The quiet work of a fallow field reminds us that times of rest and rehabilitation allow for future seasons of abundance. Likewise, it can be helpful to visualize the emerging climate space as not yet fully visible, but providing the groundwork for future healing, flourishing, and change. When the planetary crises feel intractable, mycelial networks become a helpful metaphor: To remember that both the climate movement and fungi are creating networks, sharing nourishment, and growing roots that will allow for flourishing in unexpected ways in the future.

The fungal world also asks us to look for experiences of time that lie outside of the linear model that capitalism has made dominant. Indigenous leader Kyle Whyte speaks of "relational time"- studying how relationships are built or destroyed over time. This view of the climate crisis draws us back to a deeper unraveling that began hundreds, perhaps thousands of years ago. When viewed through relational time, the fraying of our relationship with the natural world, between colonizer and colonized, and even between our minds and bodies all become essential to understanding our current unraveling. Tempering our urgency with an understanding of the root, relational, origins of the crisis will ensure our solutions address the causes and not simply the symptoms of the crisis.

Resilience

Soil ecosystems are resilient because of their diversity, and their life-giving abilities come from the interplay of billions of microscopic life forms. Likewise, our approach to solving the climate crisis must also be diverse, growing up from the groundwork across the globe in myriad forms. Indeed, our ability to address global warming hinges upon our ability to be both interconnected and unique—a tapestry of many threads that will allow for future planetary flourishing. Project Drawdown's expansive and diverse list of top climate solutions includes educating girls, peatland restoration, and a renewable energy transition. Like the soil, the climate movement will flourish to the extent that it is abundantly diverse, in symbiosis with itself, and interconnected.

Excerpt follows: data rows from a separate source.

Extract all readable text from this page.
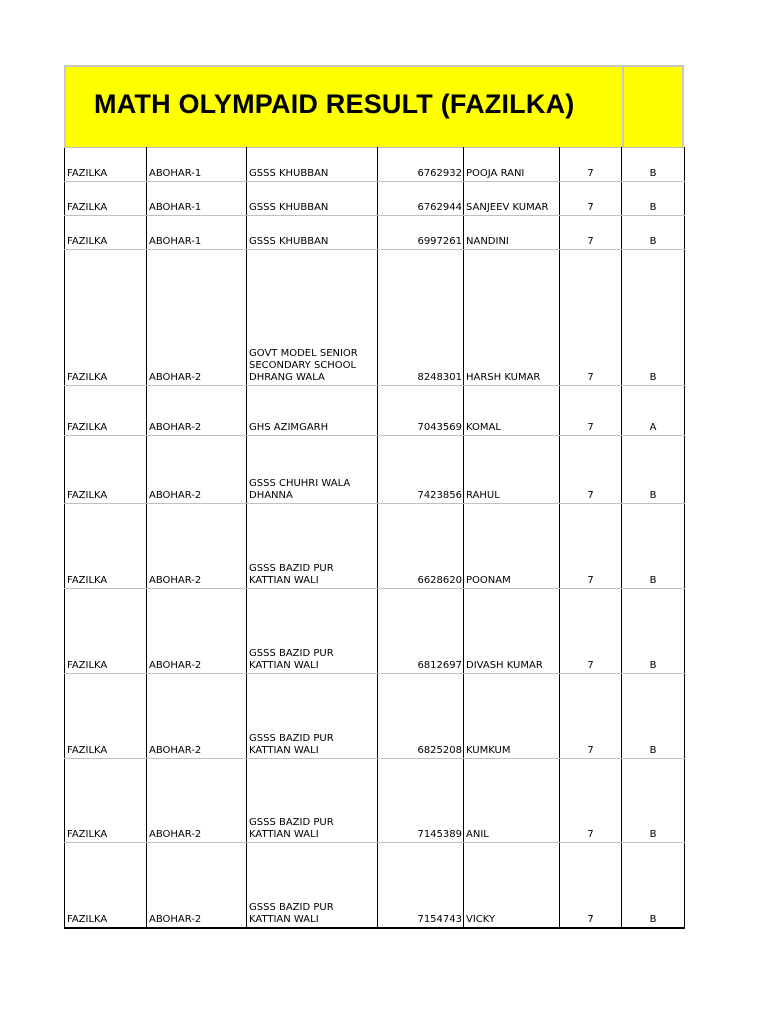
MATH OLYMPAID RESULT (FAZILKA)
FAZILKA	ABOHAR-1	GSSS KHUBBAN	6762932	POOJA RANI	7	B
FAZILKA	ABOHAR-1	GSSS KHUBBAN	6762944	SANJEEV KUMAR	7	B
FAZILKA	ABOHAR-1	GSSS KHUBBAN	6997261	NANDINI	7	B
FAZILKA	ABOHAR-2	GOVT MODEL SENIOR SECONDARY SCHOOL DHRANG WALA	8248301	HARSH KUMAR	7	B
FAZILKA	ABOHAR-2	GHS AZIMGARH	7043569	KOMAL	7	A
FAZILKA	ABOHAR-2	GSSS CHUHRI WALA DHANNA	7423856	RAHUL	7	B
FAZILKA	ABOHAR-2	GSSS BAZID PUR KATTIAN WALI	6628620	POONAM	7	B
FAZILKA	ABOHAR-2	GSSS BAZID PUR KATTIAN WALI	6812697	DIVASH KUMAR	7	B
FAZILKA	ABOHAR-2	GSSS BAZID PUR KATTIAN WALI	6825208	KUMKUM	7	B
FAZILKA	ABOHAR-2	GSSS BAZID PUR KATTIAN WALI	7145389	ANIL	7	B
FAZILKA	ABOHAR-2	GSSS BAZID PUR KATTIAN WALI	7154743	VICKY	7	B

A handful of soil contains millions of lifeforms. When it comes to our place within life, we either thrive together or unravel together. Therefore, there can be no "silver bullet" solution to the crisis. Instead, many different solutions come together into something more significant than the sum of its parts. A pluralism is required, an ecosystem, a community.

Community

Nature's bounty is born forth from vast networks and symbioses. From the deep entanglement of algae and cyanobacteria in lichen to the mycorrhizal partnerships that form "the wood-wide-web," nature is built upon relationships. Like the flourishing of life in a forest, the work of the climate movement will mirror the quality of the relationships we are making in this early phase. Working from a space of mutualism and symbiosis is essential to climate success and our planet's healing. The logic of capitalist competition with its myopic timelines does not belong in our movement. We must look elsewhere for lessons on how to thrive in a planetary community. Capitalism is a tired story, and we need new metaphors for a new age. Let us instead look to a forest bed, to a mycelial web, to a regenerative farm's abundance for our lessons. There is an abundance to be found in the collaborative, multi-solving, composting, generative ways of our subterranean ecosystems.